Araştırmacı: Jean-Baptiste Le Moulec
Aix-en-Provence IEP’de doktora öğrencisi. CNRS
Bu doktora tezi, Arap Ortadoğu’daki Türk uzmanlara odaklanan seçkinler sosyolojisi ile kamu politikası sosyolojisinin kesiştiği noktada yer almaktadır.
2000’li yılların ortalarından itibaren Türkiye’de Ortadoğu’da sözde “akademik” üretim hacmi önemli ölçüde artarken, Arap ülkeleri ve İslam ile ilgili bir dizi tema Türk ordusu önünde fiilen yasaklandı. komuta AKP hükümeti tarafından diz çöktü (2003-?). Aynı şekilde, televizyon programları, köşe yazıları ve raporlar, üniversite araştırma merkezleri, konferanslar ve diğer çalıştaylar aracılığıyla Türk “Ortadoğu uzmanları” ve düşünce kuruluşlarının (Stratejik düşünce ve düşünce okulları) hem medyada hem de akademik çevrelerde görünürlüğü artırılabilir. Arap ülkeleriyle ilgili olarak Türk uzmanlık alanının göz kamaştırıcı genişlemesine öncülük eden sebepler ve mekanizmalar hakkında sorgulamaya davet etmekten geri kalmamaktadır.
Bu uzmanların biyografilerini toplamayı amaçlayan bir sosyografik araştırmadan yola çıkarak, Türkiye’nin Ortadoğu politikasına özgü bir kamu politikası ağının varlığına ilişkin hipotez hızla ortaya çıktı. Bu hipotez, bu uzmanların yörüngelerinin kesişiminin gözlemlenmesinden doğdu.

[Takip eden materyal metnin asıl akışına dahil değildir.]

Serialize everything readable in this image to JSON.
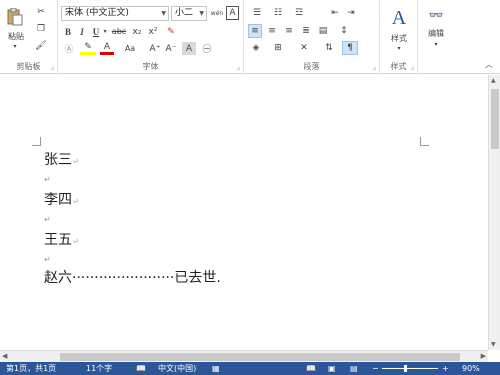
{
  "ribbon": {
    "clipboard": {
      "paste_label": "粘贴",
      "group_label": "剪贴板"
    },
    "font": {
      "font_name": "宋体 (中文正文)",
      "font_size": "小二",
      "group_label": "字体",
      "icons": {
        "bold": "B",
        "italic": "I",
        "underline": "U",
        "strike": "abc",
        "subscript": "x₂",
        "superscript": "x²",
        "aa": "Aa",
        "grow": "A⁺",
        "shrink": "A⁻",
        "phonetic": "wén",
        "border": "A",
        "circle": "㊀"
      }
    },
    "paragraph": {
      "group_label": "段落"
    },
    "styles": {
      "label": "样式",
      "group_label": "样式"
    },
    "editing": {
      "label": "编辑"
    }
  },
  "document": {
    "lines": [
      "张三",
      "李四",
      "王五",
      "赵六·······················已去世."
    ],
    "paragraph_mark": "↵"
  },
  "statusbar": {
    "page": "第1页，共1页",
    "words": "11个字",
    "language": "中文(中国)",
    "zoom": "90%"
  },
  "colors": {
    "accent": "#2b579a",
    "selected": "#cde3f7"
  }
}
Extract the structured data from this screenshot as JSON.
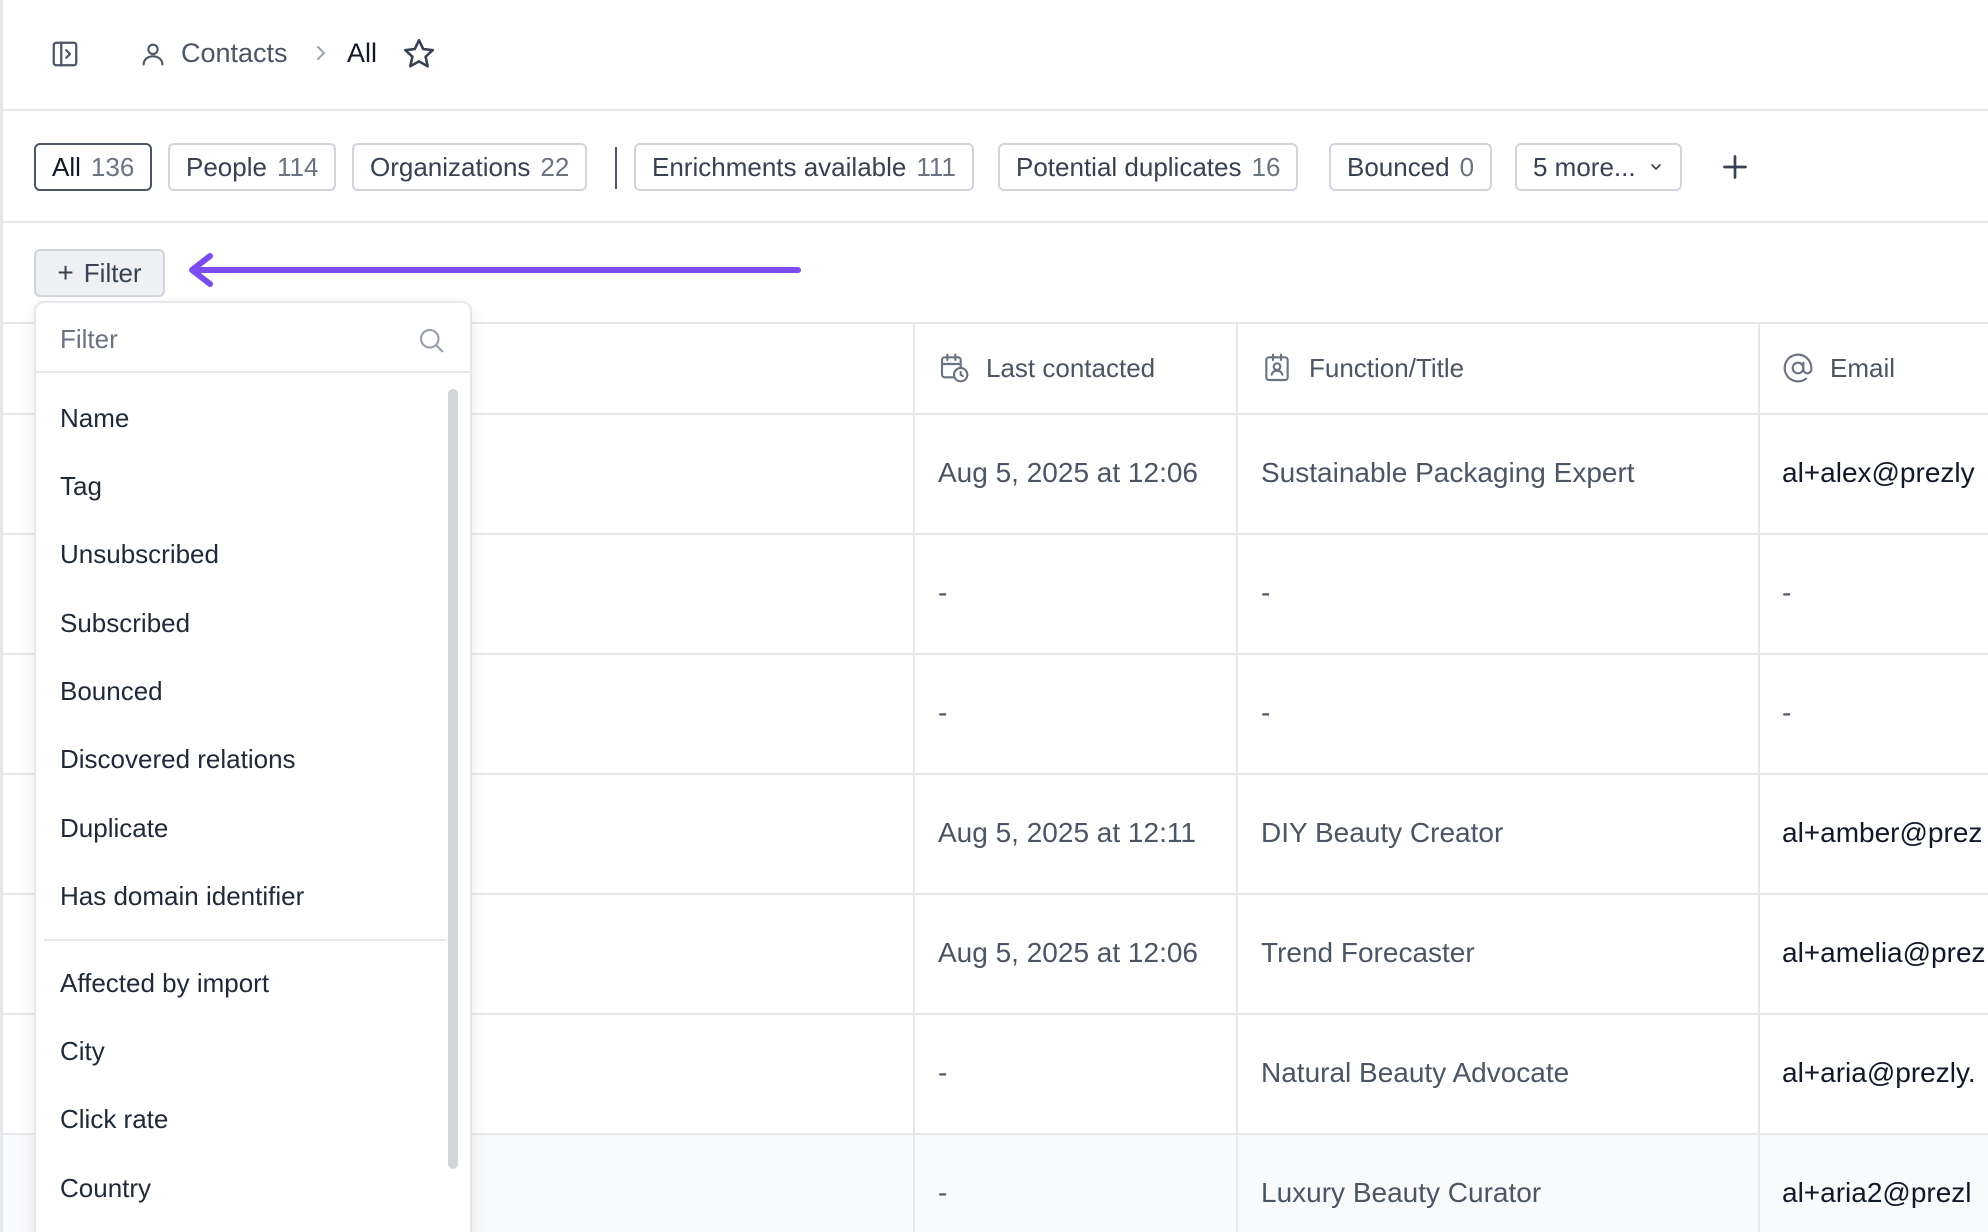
{
  "breadcrumb": {
    "section": "Contacts",
    "current": "All"
  },
  "tabs": [
    {
      "label": "All",
      "count": "136"
    },
    {
      "label": "People",
      "count": "114"
    },
    {
      "label": "Organizations",
      "count": "22"
    },
    {
      "label": "Enrichments available",
      "count": "111"
    },
    {
      "label": "Potential duplicates",
      "count": "16"
    },
    {
      "label": "Bounced",
      "count": "0"
    }
  ],
  "more_tabs_label": "5 more...",
  "filter_button_label": "Filter",
  "annotation_color": "#7c4dee",
  "table": {
    "columns": [
      "Last contacted",
      "Function/Title",
      "Email"
    ],
    "rows": [
      {
        "last_contacted": "Aug 5, 2025 at 12:06",
        "title": "Sustainable Packaging Expert",
        "email": "al+alex@prezly"
      },
      {
        "last_contacted": "-",
        "title": "-",
        "email": "-"
      },
      {
        "last_contacted": "-",
        "title": "-",
        "email": "-"
      },
      {
        "last_contacted": "Aug 5, 2025 at 12:11",
        "title": "DIY Beauty Creator",
        "email": "al+amber@prez"
      },
      {
        "last_contacted": "Aug 5, 2025 at 12:06",
        "title": "Trend Forecaster",
        "email": "al+amelia@prez"
      },
      {
        "last_contacted": "-",
        "title": "Natural Beauty Advocate",
        "email": "al+aria@prezly."
      },
      {
        "last_contacted": "-",
        "title": "Luxury Beauty Curator",
        "email": "al+aria2@prezl"
      }
    ]
  },
  "filter_dropdown": {
    "placeholder": "Filter",
    "items_primary": [
      "Name",
      "Tag",
      "Unsubscribed",
      "Subscribed",
      "Bounced",
      "Discovered relations",
      "Duplicate",
      "Has domain identifier"
    ],
    "items_secondary": [
      "Affected by import",
      "City",
      "Click rate",
      "Country"
    ]
  }
}
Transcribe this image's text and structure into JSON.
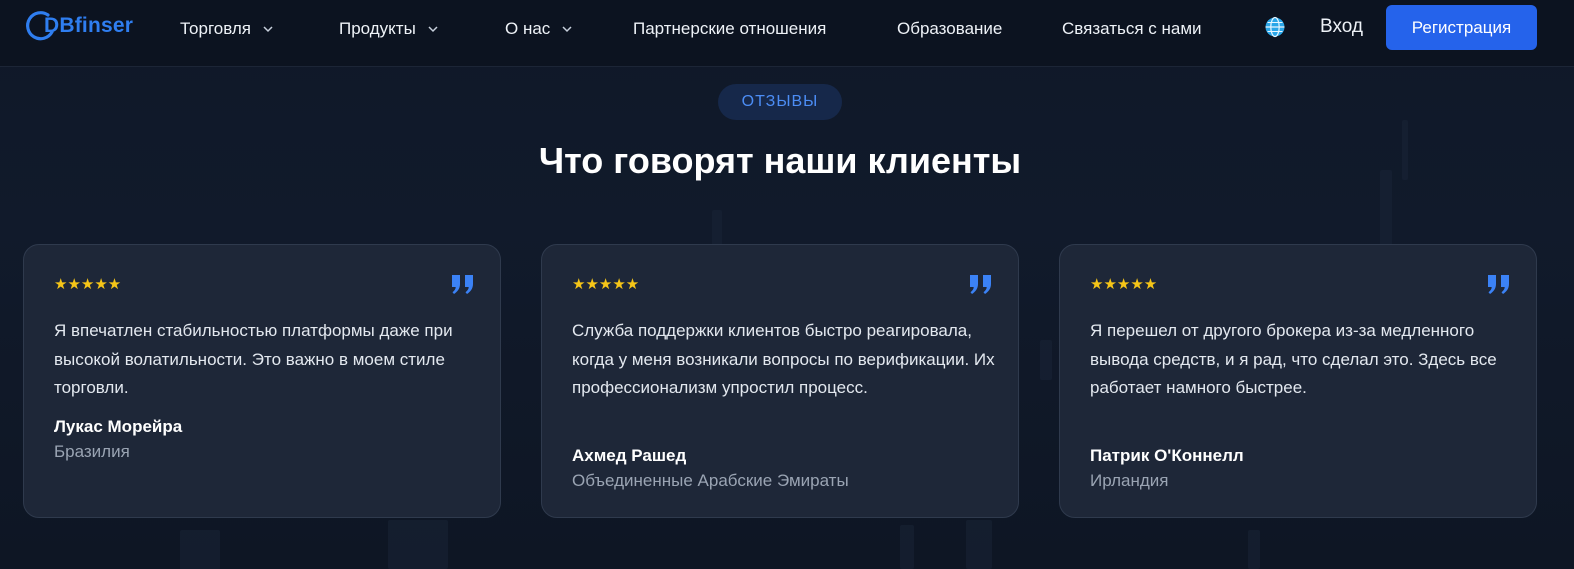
{
  "brand": {
    "logo_text": "DBfinser",
    "accent_color": "#2563eb"
  },
  "nav": {
    "items": [
      {
        "label": "Торговля",
        "has_dropdown": true
      },
      {
        "label": "Продукты",
        "has_dropdown": true
      },
      {
        "label": "О нас",
        "has_dropdown": true
      },
      {
        "label": "Партнерские отношения",
        "has_dropdown": false
      },
      {
        "label": "Образование",
        "has_dropdown": false
      },
      {
        "label": "Связаться с нами",
        "has_dropdown": false
      }
    ],
    "language_icon": "globe-icon",
    "login_label": "Вход",
    "register_label": "Регистрация"
  },
  "section": {
    "badge": "ОТЗЫВЫ",
    "title": "Что говорят наши клиенты"
  },
  "testimonials": [
    {
      "stars": "★★★★★",
      "rating": 5,
      "text": "Я впечатлен стабильностью платформы даже при высокой волатильности. Это важно в моем стиле торговли.",
      "author": "Лукас Морейра",
      "country": "Бразилия"
    },
    {
      "stars": "★★★★★",
      "rating": 5,
      "text": "Служба поддержки клиентов быстро реагировала, когда у меня возникали вопросы по верификации. Их профессионализм упростил процесс.",
      "author": "Ахмед Рашед",
      "country": "Объединенные Арабские Эмираты"
    },
    {
      "stars": "★★★★★",
      "rating": 5,
      "text": "Я перешел от другого брокера из-за медленного вывода средств, и я рад, что сделал это. Здесь все работает намного быстрее.",
      "author": "Патрик О'Коннелл",
      "country": "Ирландия"
    }
  ],
  "colors": {
    "star": "#f5c518",
    "quote": "#3b82f6",
    "card_bg": "#1e2738",
    "muted_text": "#9aa4b3"
  }
}
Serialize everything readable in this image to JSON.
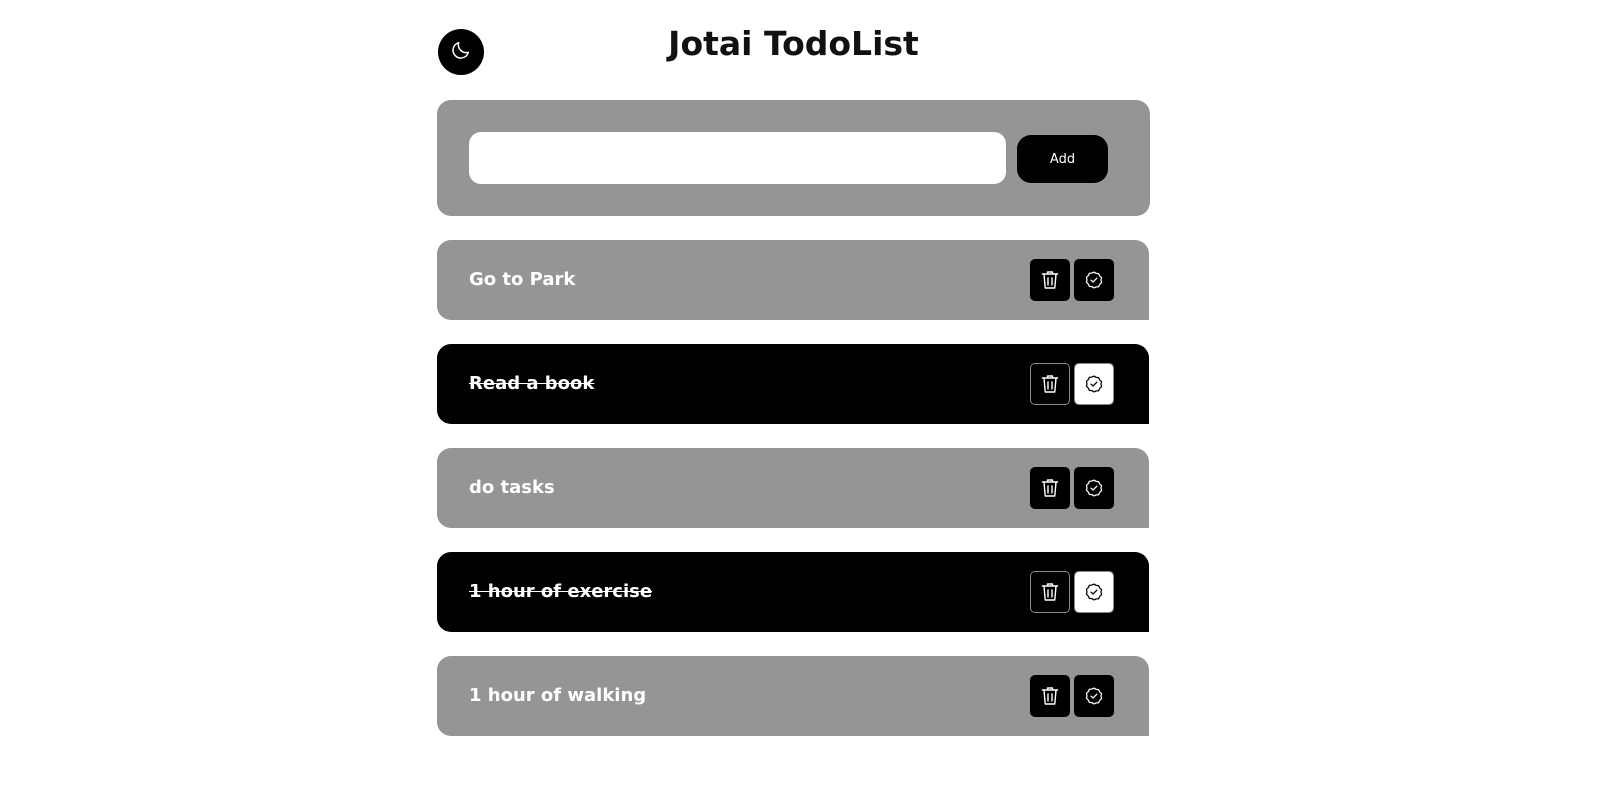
{
  "header": {
    "title": "Jotai TodoList",
    "theme_toggle_icon": "moon-icon"
  },
  "add_form": {
    "input_value": "",
    "input_placeholder": "",
    "add_label": "Add"
  },
  "todos": [
    {
      "text": "Go to Park",
      "completed": false
    },
    {
      "text": "Read a book",
      "completed": true
    },
    {
      "text": "do tasks",
      "completed": false
    },
    {
      "text": "1 hour of exercise",
      "completed": true
    },
    {
      "text": "1 hour of walking",
      "completed": false
    }
  ],
  "icons": {
    "delete": "trash-icon",
    "complete": "check-badge-icon"
  },
  "colors": {
    "panel": "#969596",
    "completed": "#000000",
    "text": "#ffffff"
  }
}
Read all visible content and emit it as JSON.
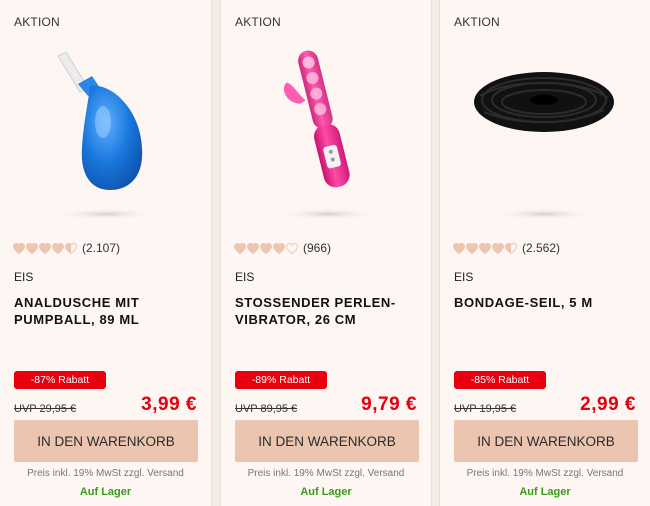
{
  "colors": {
    "accent_red": "#e3000f",
    "discount_bg": "#e8000e",
    "cart_bg": "#ebc5b0",
    "stock_green": "#3b9a1a",
    "heart_fill": "#ecc6b1"
  },
  "products": [
    {
      "badge": "AKTION",
      "image_icon": "enema-bulb-image",
      "rating": {
        "hearts_filled": 4.5,
        "hearts_total": 5,
        "count": "(2.107)"
      },
      "brand": "EIS",
      "title": "ANALDUSCHE MIT PUMPBALL, 89 ML",
      "discount": "-87% Rabatt",
      "uvp": "UVP 29,95 €",
      "price": "3,99 €",
      "cart_label": "IN DEN WARENKORB",
      "price_note": "Preis inkl. 19% MwSt zzgl. Versand",
      "stock": "Auf Lager"
    },
    {
      "badge": "AKTION",
      "image_icon": "pink-vibrator-image",
      "rating": {
        "hearts_filled": 4,
        "hearts_total": 5,
        "count": "(966)"
      },
      "brand": "EIS",
      "title": "STOSSENDER PERLEN-VIBRATOR, 26 CM",
      "discount": "-89% Rabatt",
      "uvp": "UVP 89,95 €",
      "price": "9,79 €",
      "cart_label": "IN DEN WARENKORB",
      "price_note": "Preis inkl. 19% MwSt zzgl. Versand",
      "stock": "Auf Lager"
    },
    {
      "badge": "AKTION",
      "image_icon": "black-rope-image",
      "rating": {
        "hearts_filled": 4.5,
        "hearts_total": 5,
        "count": "(2.562)"
      },
      "brand": "EIS",
      "title": "BONDAGE-SEIL, 5 M",
      "discount": "-85% Rabatt",
      "uvp": "UVP 19,95 €",
      "price": "2,99 €",
      "cart_label": "IN DEN WARENKORB",
      "price_note": "Preis inkl. 19% MwSt zzgl. Versand",
      "stock": "Auf Lager"
    }
  ]
}
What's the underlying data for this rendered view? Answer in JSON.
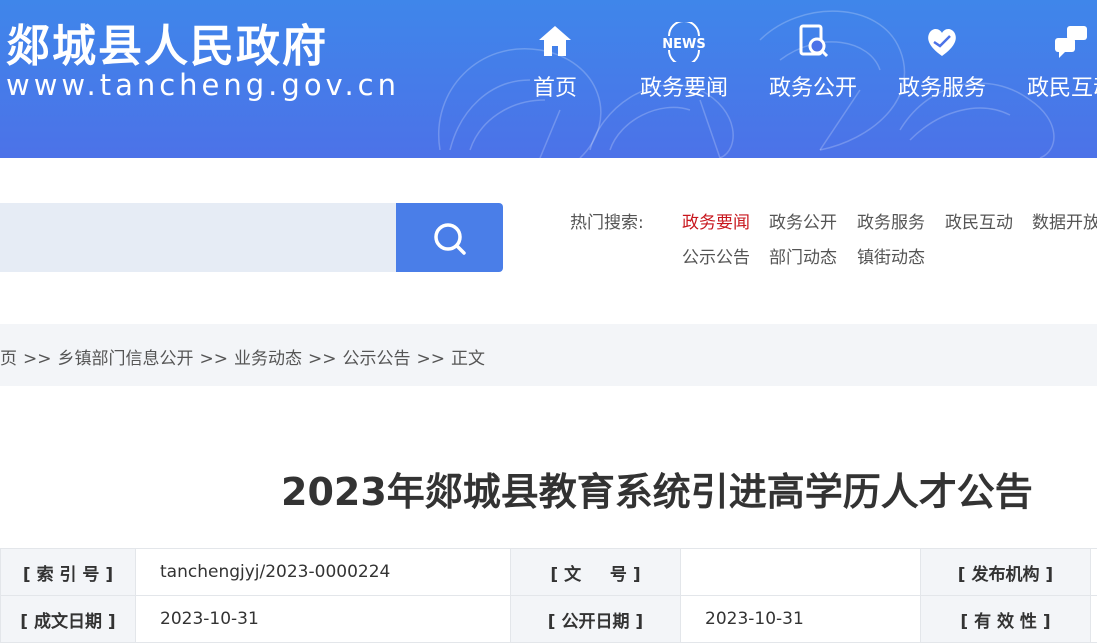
{
  "site": {
    "title": "郯城县人民政府",
    "url": "www.tancheng.gov.cn"
  },
  "nav": [
    {
      "label": "首页",
      "icon": "home-icon"
    },
    {
      "label": "政务要闻",
      "icon": "news-icon"
    },
    {
      "label": "政务公开",
      "icon": "document-search-icon"
    },
    {
      "label": "政务服务",
      "icon": "heart-hands-icon"
    },
    {
      "label": "政民互动",
      "icon": "chat-bubbles-icon"
    }
  ],
  "nav_news_badge": "NEWS",
  "search": {
    "placeholder": "",
    "button_icon": "search-icon"
  },
  "hot": {
    "label": "热门搜索:",
    "keywords": [
      "政务要闻",
      "政务公开",
      "政务服务",
      "政民互动",
      "数据开放",
      "公示公告",
      "部门动态",
      "镇街动态"
    ]
  },
  "breadcrumb": {
    "items": [
      "页",
      "乡镇部门信息公开",
      "业务动态",
      "公示公告",
      "正文"
    ],
    "separator": ">>"
  },
  "article": {
    "title": "2023年郯城县教育系统引进高学历人才公告"
  },
  "meta": {
    "index_label": "[ 索 引 号 ]",
    "index_value": "tanchengjyj/2023-0000224",
    "docno_label": "[ 文 　 号 ]",
    "docno_value": "",
    "publisher_label": "[ 发布机构 ]",
    "publisher_value": "",
    "created_label": "[ 成文日期 ]",
    "created_value": "2023-10-31",
    "opened_label": "[ 公开日期 ]",
    "opened_value": "2023-10-31",
    "validity_label": "[ 有 效 性 ]",
    "validity_value": ""
  },
  "colors": {
    "header_blue": "#4c72e8",
    "search_button": "#4a7ee8",
    "hot_active": "#c8161d",
    "breadcrumb_bg": "#f3f5f8"
  }
}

Bu bileşik ve nesiller arası grup, genç akademisyenler ve mandarinler, gazeteciler ve siyasi-idari yöneticiler, « düşünce tankerleri » ve yabancı akademisyenlerden, özellikle Kuzey Amerikalılar, Araplar, İranlılar, İsraillilerden oluşuyor. Bu heterojenlik, belirlenen aktörlerin ait olduğu sosyal grupların ortaya çıkışını yeniden inşa etmek için seçkin sosyoloji ile çağdaş Türk tarihini birleştiren teorik bir çerçeveyi gerektirir.
1990’ların sonunda, Suriye ile uzlaşma henüz daha AKP’nin gelişinden önce mühürlenmişken, bu uzmanlar ağı, bazıları kendi sektörlerinde marjinal olan aktörlerden oluşan bir takımyıldızdan ibaretti. AKP’nin ve -özellikle de destekleyicisi Ahmet Davutoğlu’nun akademik kökenleri nedeniyle- derhal bilimsel araştırmaya dayanmayı öngören bir dış politika doktrininin gelişi, hem üniversite kurumlarına hem de özel sektöre dayalı yapılandırılmış bir ağın oluşturulmasını tetikliyor gibi görünüyordu. araştırma kuruluşları. Aktörler sosyolojisine ek olarak, bu, bir sosyal ağ çalışmasını gerektirir. Ancak bu ağ üzerinden önemli kamu ve özel finans kaynaklarının geçtiğini bilmek, ki bunların belirgin işaretleri vardır; yıllık, şeffaf olmayan ve dağınık bir bütçe oluşturmanın mümkün olduğu anlamına gelmez.
Son olarak, hükümetin dış politika planlarını sorgulayan ve 2003’ten beri (1998 Suriye ile ilgili olarak) biriken faydaları birkaç ay içinde ortadan kaldıran Arap devrimlerinin ortaya çıkması, bağlantıları nedeniyle bu uzmanlar ağını etkiledi. AKP hükümetinin Ortadoğu politikası (politik-idari kadroyla hem tematik hem de kişisel bağlantı, 2003’ten beri Davutoğlu’nun başı çekiyor). Başlangıçtaki heterojen ağ, kendisini özel olarak dış politika ve genel olarak hükümet karşısındaki kritik veya aşırı özerk unsurlardan arındırır, hükümetin sarsılmaz desteğine finansmana erişimi kısıtlar ve kendisini bir « d » organik topluluğuna dönüştürür. entelektüeller’.